This isn’t an introduction to the UVA d3. Michael S. Eddy wrote a great piece on the system in April. Instead, this is an introduction to the future of media and control—which is what the d3 represents.

I love the fact that a bunch of content guys (with the help of a few itinerant gamers) have completely redefined the media server game. They built the original system for their work on the Massive Attack 100th Window tour and the feature list has been growing ever since. But there are two things about the d3 that qualify it for the title of paradigm-shifting, world-beating game-changer.

The most talked about characteristic is the combination of pre-visualization and control. This by itself would be enough to set the d3 apart. Since the d3 treats every point of light as a simple image component, regardless of what it might actually be (LED wall, automated luminaire, PARcan), it can drastically reduce previsualization and programming time. Once the system is set up, totally redrawing the entire stage composition can be as simple as dragging and dropping a new QuickTime movie onto the stage, whether you are still in the studio or five minutes from start of show. The snarky part of me thinks it’s great that a content designer might make a lighting designer obsolete (convergence works both ways, boyo).

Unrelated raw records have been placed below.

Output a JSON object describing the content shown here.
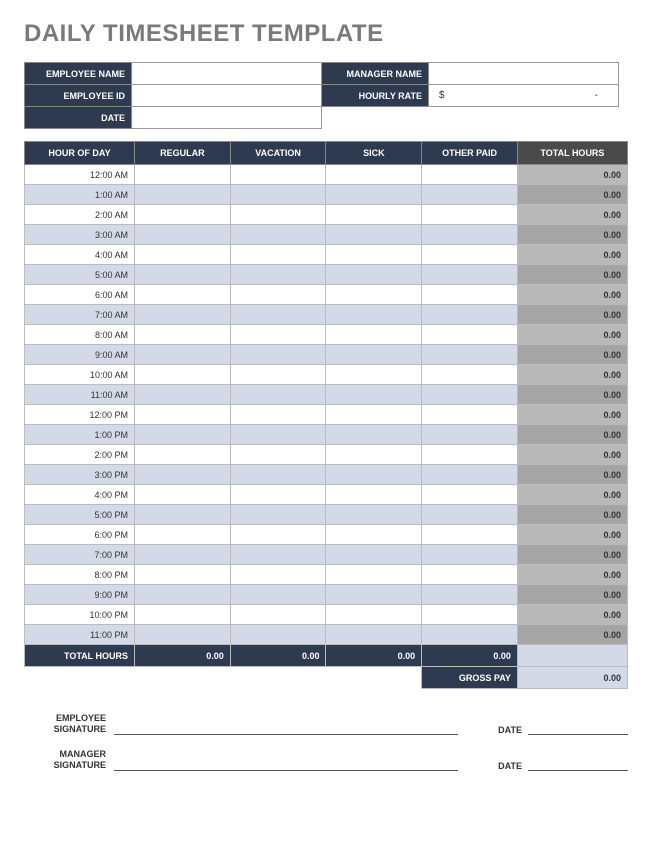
{
  "title": "DAILY TIMESHEET TEMPLATE",
  "info": {
    "employee_name_label": "EMPLOYEE NAME",
    "employee_name": "",
    "manager_name_label": "MANAGER NAME",
    "manager_name": "",
    "employee_id_label": "EMPLOYEE ID",
    "employee_id": "",
    "hourly_rate_label": "HOURLY RATE",
    "hourly_rate": "$            -",
    "date_label": "DATE",
    "date": ""
  },
  "columns": {
    "hour": "HOUR OF DAY",
    "regular": "REGULAR",
    "vacation": "VACATION",
    "sick": "SICK",
    "other": "OTHER PAID",
    "total": "TOTAL HOURS"
  },
  "hours": [
    {
      "h": "12:00 AM",
      "r": "",
      "v": "",
      "s": "",
      "o": "",
      "t": "0.00"
    },
    {
      "h": "1:00 AM",
      "r": "",
      "v": "",
      "s": "",
      "o": "",
      "t": "0.00"
    },
    {
      "h": "2:00 AM",
      "r": "",
      "v": "",
      "s": "",
      "o": "",
      "t": "0.00"
    },
    {
      "h": "3:00 AM",
      "r": "",
      "v": "",
      "s": "",
      "o": "",
      "t": "0.00"
    },
    {
      "h": "4:00 AM",
      "r": "",
      "v": "",
      "s": "",
      "o": "",
      "t": "0.00"
    },
    {
      "h": "5:00 AM",
      "r": "",
      "v": "",
      "s": "",
      "o": "",
      "t": "0.00"
    },
    {
      "h": "6:00 AM",
      "r": "",
      "v": "",
      "s": "",
      "o": "",
      "t": "0.00"
    },
    {
      "h": "7:00 AM",
      "r": "",
      "v": "",
      "s": "",
      "o": "",
      "t": "0.00"
    },
    {
      "h": "8:00 AM",
      "r": "",
      "v": "",
      "s": "",
      "o": "",
      "t": "0.00"
    },
    {
      "h": "9:00 AM",
      "r": "",
      "v": "",
      "s": "",
      "o": "",
      "t": "0.00"
    },
    {
      "h": "10:00 AM",
      "r": "",
      "v": "",
      "s": "",
      "o": "",
      "t": "0.00"
    },
    {
      "h": "11:00 AM",
      "r": "",
      "v": "",
      "s": "",
      "o": "",
      "t": "0.00"
    },
    {
      "h": "12:00 PM",
      "r": "",
      "v": "",
      "s": "",
      "o": "",
      "t": "0.00"
    },
    {
      "h": "1:00 PM",
      "r": "",
      "v": "",
      "s": "",
      "o": "",
      "t": "0.00"
    },
    {
      "h": "2:00 PM",
      "r": "",
      "v": "",
      "s": "",
      "o": "",
      "t": "0.00"
    },
    {
      "h": "3:00 PM",
      "r": "",
      "v": "",
      "s": "",
      "o": "",
      "t": "0.00"
    },
    {
      "h": "4:00 PM",
      "r": "",
      "v": "",
      "s": "",
      "o": "",
      "t": "0.00"
    },
    {
      "h": "5:00 PM",
      "r": "",
      "v": "",
      "s": "",
      "o": "",
      "t": "0.00"
    },
    {
      "h": "6:00 PM",
      "r": "",
      "v": "",
      "s": "",
      "o": "",
      "t": "0.00"
    },
    {
      "h": "7:00 PM",
      "r": "",
      "v": "",
      "s": "",
      "o": "",
      "t": "0.00"
    },
    {
      "h": "8:00 PM",
      "r": "",
      "v": "",
      "s": "",
      "o": "",
      "t": "0.00"
    },
    {
      "h": "9:00 PM",
      "r": "",
      "v": "",
      "s": "",
      "o": "",
      "t": "0.00"
    },
    {
      "h": "10:00 PM",
      "r": "",
      "v": "",
      "s": "",
      "o": "",
      "t": "0.00"
    },
    {
      "h": "11:00 PM",
      "r": "",
      "v": "",
      "s": "",
      "o": "",
      "t": "0.00"
    }
  ],
  "totals": {
    "label": "TOTAL HOURS",
    "regular": "0.00",
    "vacation": "0.00",
    "sick": "0.00",
    "other": "0.00",
    "total": ""
  },
  "gross": {
    "label": "GROSS PAY",
    "value": "0.00"
  },
  "sig": {
    "employee_label": "EMPLOYEE SIGNATURE",
    "manager_label": "MANAGER SIGNATURE",
    "date_label": "DATE"
  }
}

But the much more subtle and possibly more important change it brings is the user interface itself. It is, quite simply, the most powerful, intuitive, and flexible interface I’ve ever seen. It’s gorgeous. It represents the coming of age of media server UI design. The three dimensional visualization acts a centerpiece, able to be oriented and manipulated in real time.

The UVA d3 is a huge step forward in design and visualization. I look forward to where this takes us.